Party No. 1 has complied with that order. If not the said Rs. 30,000/- may be adjusted towards the arrear maintenance by making proper calculation. ( 10 ) LEARNED counsel for the petitioner in that regard also argued that since that amount of Rs. 30,000/- was to carry interest, therefore, learned Judge, Family Court should be directed to calculate interest and to add that to Rs. 30,000/- and to adjust that amount (principal + interest) towards the arrear maintenance. That contention is not acceptable inasmuch as when the arrear amount was awarded with effect from 24-6-1989, petitioner is not asked to pay the said amount with interest. It also appears that as per this Court's direction, some amount might have been deposited by the petitioner. Learned Judge, Family Court may calculate and disburse the same in favour of Opp.
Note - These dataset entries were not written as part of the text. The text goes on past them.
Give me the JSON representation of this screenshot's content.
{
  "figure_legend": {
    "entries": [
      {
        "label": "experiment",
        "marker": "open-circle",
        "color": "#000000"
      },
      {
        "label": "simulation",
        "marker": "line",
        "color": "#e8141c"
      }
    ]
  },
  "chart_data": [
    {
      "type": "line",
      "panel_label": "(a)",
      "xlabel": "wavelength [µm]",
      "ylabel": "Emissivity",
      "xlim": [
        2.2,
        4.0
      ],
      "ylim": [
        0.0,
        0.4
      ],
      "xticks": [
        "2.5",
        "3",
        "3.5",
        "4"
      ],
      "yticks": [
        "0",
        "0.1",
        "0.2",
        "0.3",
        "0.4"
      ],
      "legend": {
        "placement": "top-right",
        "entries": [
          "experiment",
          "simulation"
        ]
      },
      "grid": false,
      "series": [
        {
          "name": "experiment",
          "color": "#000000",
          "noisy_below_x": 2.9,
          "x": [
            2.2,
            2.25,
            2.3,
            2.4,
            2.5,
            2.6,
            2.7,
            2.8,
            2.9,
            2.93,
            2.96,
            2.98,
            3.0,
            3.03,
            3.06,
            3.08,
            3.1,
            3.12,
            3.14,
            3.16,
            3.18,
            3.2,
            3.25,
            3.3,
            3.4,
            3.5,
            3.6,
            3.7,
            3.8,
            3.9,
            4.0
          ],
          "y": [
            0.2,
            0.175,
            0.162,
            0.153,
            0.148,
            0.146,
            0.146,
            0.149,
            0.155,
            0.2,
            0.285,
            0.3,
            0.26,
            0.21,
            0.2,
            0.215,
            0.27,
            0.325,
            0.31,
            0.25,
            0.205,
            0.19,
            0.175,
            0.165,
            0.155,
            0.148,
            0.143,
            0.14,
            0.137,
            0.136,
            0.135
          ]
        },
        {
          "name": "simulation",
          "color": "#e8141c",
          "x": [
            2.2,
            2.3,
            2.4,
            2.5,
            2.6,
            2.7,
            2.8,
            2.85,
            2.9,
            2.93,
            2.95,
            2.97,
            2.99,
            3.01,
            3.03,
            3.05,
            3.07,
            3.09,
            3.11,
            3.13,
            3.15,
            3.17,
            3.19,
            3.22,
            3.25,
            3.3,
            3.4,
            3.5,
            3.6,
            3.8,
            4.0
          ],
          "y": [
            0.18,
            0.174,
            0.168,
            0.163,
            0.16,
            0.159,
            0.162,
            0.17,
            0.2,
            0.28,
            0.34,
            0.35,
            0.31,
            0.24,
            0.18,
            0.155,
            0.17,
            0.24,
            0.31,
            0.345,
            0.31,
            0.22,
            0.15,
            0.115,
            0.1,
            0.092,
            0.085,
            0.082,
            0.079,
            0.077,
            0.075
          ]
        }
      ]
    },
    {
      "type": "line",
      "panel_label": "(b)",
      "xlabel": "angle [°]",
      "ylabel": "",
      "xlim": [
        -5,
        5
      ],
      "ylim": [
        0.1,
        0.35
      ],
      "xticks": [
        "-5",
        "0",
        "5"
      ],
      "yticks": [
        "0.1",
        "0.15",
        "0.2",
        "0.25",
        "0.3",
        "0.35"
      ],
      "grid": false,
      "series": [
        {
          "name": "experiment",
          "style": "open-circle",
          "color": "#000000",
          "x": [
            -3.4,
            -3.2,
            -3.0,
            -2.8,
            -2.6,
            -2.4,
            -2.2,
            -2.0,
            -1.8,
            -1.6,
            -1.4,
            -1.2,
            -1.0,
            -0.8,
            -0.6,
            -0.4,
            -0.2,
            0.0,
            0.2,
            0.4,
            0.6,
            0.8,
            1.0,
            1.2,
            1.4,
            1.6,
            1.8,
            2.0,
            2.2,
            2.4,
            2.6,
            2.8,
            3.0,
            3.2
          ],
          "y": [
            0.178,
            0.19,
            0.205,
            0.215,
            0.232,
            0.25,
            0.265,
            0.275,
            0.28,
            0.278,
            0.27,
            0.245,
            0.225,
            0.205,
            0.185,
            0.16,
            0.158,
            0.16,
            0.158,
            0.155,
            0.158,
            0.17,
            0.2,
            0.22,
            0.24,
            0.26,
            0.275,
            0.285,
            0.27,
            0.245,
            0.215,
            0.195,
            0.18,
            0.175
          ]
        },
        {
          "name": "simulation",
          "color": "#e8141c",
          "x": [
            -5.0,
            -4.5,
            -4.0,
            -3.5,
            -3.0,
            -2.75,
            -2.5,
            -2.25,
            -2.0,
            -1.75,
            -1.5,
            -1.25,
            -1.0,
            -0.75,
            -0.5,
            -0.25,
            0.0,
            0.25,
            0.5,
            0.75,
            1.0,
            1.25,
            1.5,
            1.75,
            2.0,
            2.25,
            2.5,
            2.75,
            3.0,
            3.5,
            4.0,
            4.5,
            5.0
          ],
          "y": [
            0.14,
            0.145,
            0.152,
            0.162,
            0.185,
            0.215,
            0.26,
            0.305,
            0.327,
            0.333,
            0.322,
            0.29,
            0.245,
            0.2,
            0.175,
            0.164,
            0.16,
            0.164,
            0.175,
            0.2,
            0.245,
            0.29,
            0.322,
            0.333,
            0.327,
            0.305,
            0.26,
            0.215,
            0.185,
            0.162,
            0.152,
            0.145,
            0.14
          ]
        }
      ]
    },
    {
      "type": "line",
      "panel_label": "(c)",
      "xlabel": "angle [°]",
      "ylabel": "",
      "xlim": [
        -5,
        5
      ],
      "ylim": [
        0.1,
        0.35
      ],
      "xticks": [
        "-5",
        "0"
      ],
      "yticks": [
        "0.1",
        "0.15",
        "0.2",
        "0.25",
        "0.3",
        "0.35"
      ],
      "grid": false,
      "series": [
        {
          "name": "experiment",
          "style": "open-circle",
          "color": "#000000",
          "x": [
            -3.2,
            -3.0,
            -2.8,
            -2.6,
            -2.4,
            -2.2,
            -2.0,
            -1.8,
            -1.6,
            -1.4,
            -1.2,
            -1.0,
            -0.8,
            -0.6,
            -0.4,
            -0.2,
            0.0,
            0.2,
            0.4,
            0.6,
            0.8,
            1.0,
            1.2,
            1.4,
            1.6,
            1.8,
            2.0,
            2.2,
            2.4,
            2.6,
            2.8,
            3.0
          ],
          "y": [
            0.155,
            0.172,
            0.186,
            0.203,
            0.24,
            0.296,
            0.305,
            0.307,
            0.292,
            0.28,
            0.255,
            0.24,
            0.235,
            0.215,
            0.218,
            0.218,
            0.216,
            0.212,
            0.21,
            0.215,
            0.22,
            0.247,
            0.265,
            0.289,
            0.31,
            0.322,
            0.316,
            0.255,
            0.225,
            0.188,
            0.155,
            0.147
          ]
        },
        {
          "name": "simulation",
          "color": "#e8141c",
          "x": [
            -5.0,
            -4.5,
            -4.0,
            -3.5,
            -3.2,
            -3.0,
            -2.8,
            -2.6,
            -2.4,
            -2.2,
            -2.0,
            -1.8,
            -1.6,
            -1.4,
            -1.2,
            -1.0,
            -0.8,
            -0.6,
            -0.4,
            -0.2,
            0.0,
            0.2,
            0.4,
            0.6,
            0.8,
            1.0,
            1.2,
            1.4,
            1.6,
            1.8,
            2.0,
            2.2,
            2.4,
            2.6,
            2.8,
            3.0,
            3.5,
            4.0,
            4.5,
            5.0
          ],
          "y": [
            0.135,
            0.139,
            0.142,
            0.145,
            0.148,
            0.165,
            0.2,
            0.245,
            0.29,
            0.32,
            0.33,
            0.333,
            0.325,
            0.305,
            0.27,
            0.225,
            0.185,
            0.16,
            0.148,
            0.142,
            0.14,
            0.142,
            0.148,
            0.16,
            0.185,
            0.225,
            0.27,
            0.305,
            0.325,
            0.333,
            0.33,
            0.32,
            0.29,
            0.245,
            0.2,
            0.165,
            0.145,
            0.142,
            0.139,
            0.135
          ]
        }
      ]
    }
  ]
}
Party members towards arrear maintenance up to the amount which they are entitled to get and excess amount if any may be properly dealt with. Thus, while not interferring with the impugned order dt/- 12-5-1997 (impugned order) Criminal Revision No. 214 of 1997 is disposed of with the aforesaid direction relating to payment and adjustment of the maintenance amount. In view of that if the petitioner shall pray for some reasonable time for payment of any further arrear amount due to be paid as per the application under Section 125 (3) Cr. P. C. , a reasonable period may be allowed to him and till that date, the order of executing of distress warrant and non-bailable warrants and the order of attachment of salary be kept in abeyance. ( 11 ) SINCE the matter relating to Civil dispute and passing and recalling of the order of divorce is not the subject of challenge in the aforesaid two criminal revisions and nothing was argued on the legality or otherwise of such order, that aspect has not been dealt with in this order. ( 12 ) BOTH the Criminal Revisions are disposed of in the manner indicated in this order. Ordered accordingly.